ABSTRACT

The very nature of post-apocalyptic fiction demands that food is examined and understood in a different way. The word ‘apocalypse’ comes from the ancient Greek apokalupsis and translates as a “revelation or unveiling of the true order” (Heffernan 2008, 4). The new world order that emerges in each of the post-catastrophe novels examined requires a new way of considering the role of food and eating in literature. This chapter will explore the representation of food, eating, and cooking in post-apocalyptic fiction of the twenty-first century. Drawing on three recent novels, Cormac McCarthy’s The Road (2006), Colson Whitehead’s Zone One (2011) and Emily St John Mandel’s Station Eleven (2014), I will argue that food in the post-apocalyptic novel occupies a central dual role in the narrative.
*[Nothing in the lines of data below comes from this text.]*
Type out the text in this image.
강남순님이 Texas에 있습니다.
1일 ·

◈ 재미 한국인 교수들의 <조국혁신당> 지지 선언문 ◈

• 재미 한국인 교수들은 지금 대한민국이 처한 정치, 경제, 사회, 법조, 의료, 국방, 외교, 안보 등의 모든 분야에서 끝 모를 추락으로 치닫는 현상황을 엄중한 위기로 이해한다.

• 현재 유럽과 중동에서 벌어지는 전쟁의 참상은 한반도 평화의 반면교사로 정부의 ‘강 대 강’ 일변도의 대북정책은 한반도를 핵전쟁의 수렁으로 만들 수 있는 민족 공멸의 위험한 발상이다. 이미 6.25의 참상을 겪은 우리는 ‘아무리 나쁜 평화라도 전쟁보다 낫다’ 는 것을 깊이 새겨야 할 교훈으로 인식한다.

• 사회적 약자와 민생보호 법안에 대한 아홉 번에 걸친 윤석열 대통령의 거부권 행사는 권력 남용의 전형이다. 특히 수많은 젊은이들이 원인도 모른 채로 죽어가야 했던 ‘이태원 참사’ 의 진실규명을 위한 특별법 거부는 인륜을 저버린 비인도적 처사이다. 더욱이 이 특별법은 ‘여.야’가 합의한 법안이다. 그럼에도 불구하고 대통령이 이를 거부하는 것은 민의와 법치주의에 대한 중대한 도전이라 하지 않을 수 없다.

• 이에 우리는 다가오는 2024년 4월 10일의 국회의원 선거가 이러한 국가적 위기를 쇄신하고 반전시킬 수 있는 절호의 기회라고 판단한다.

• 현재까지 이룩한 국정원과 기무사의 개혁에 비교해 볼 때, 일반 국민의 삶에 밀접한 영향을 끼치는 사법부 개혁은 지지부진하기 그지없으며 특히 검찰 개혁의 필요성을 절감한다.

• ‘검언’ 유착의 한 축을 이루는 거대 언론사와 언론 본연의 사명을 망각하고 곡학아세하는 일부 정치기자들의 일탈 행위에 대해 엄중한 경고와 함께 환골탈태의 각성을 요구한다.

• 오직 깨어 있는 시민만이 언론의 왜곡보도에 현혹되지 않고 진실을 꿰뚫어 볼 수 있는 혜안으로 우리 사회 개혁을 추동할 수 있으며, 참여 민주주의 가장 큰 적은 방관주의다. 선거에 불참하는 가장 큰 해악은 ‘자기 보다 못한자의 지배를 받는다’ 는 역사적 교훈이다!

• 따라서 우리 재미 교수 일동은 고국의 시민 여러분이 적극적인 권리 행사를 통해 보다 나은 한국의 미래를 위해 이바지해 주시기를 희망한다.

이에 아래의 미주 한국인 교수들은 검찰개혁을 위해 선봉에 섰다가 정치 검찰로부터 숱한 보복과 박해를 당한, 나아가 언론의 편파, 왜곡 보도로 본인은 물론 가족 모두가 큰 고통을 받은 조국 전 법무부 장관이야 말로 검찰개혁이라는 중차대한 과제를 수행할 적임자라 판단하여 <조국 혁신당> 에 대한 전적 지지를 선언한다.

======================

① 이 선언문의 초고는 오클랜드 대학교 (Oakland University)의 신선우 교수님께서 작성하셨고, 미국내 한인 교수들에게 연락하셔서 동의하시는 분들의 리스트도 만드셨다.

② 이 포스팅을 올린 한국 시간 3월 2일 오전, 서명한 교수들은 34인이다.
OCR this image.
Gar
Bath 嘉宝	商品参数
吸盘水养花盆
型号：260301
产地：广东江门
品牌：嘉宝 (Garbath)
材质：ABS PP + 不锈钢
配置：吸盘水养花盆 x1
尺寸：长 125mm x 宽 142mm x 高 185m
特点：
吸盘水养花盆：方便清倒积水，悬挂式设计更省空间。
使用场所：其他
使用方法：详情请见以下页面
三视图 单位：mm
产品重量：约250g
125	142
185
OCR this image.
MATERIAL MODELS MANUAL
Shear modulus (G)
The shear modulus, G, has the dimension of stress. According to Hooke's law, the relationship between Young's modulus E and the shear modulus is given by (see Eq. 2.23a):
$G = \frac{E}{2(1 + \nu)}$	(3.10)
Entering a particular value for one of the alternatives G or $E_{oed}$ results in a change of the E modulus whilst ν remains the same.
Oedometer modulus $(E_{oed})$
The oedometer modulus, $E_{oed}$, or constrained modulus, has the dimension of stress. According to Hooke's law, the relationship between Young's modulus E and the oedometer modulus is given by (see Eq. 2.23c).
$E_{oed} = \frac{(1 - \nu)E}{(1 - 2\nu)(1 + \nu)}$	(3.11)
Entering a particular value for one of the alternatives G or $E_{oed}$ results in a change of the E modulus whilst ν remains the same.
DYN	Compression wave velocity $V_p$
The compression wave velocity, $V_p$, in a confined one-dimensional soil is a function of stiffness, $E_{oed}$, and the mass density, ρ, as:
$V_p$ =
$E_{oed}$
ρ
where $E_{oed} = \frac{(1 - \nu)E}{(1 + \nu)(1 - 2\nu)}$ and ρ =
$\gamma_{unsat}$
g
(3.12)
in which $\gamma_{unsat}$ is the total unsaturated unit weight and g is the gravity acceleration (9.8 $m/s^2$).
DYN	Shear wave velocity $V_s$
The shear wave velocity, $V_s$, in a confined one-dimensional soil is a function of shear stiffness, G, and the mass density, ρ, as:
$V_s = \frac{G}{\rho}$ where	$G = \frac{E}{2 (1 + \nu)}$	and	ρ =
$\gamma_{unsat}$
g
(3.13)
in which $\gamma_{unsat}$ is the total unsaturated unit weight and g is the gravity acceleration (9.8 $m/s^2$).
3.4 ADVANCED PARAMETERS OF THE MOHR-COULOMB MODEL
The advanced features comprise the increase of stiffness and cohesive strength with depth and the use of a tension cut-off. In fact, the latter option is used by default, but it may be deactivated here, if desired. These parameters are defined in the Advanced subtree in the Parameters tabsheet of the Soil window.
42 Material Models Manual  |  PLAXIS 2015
First, it functions as a crucial part of day to day survival. All three novels detail the main characters searching for food in the chaotic spaces of their respective nightmarish landscapes. Food and eating are rarely pleasurable in these scenarios, and are simply another chore to be completed. In McCarthy’s and Whitehead’s narratives, eating is further complicated by the presence of cannibals in The Road and zombies in Zone One. The human body is translated into just another food option in both of these post-apocalyptic worlds, and, for McCarthy in particular, choosing what to eat, and what not to eat, allows a philosophical engagement with the morality of survival ethics.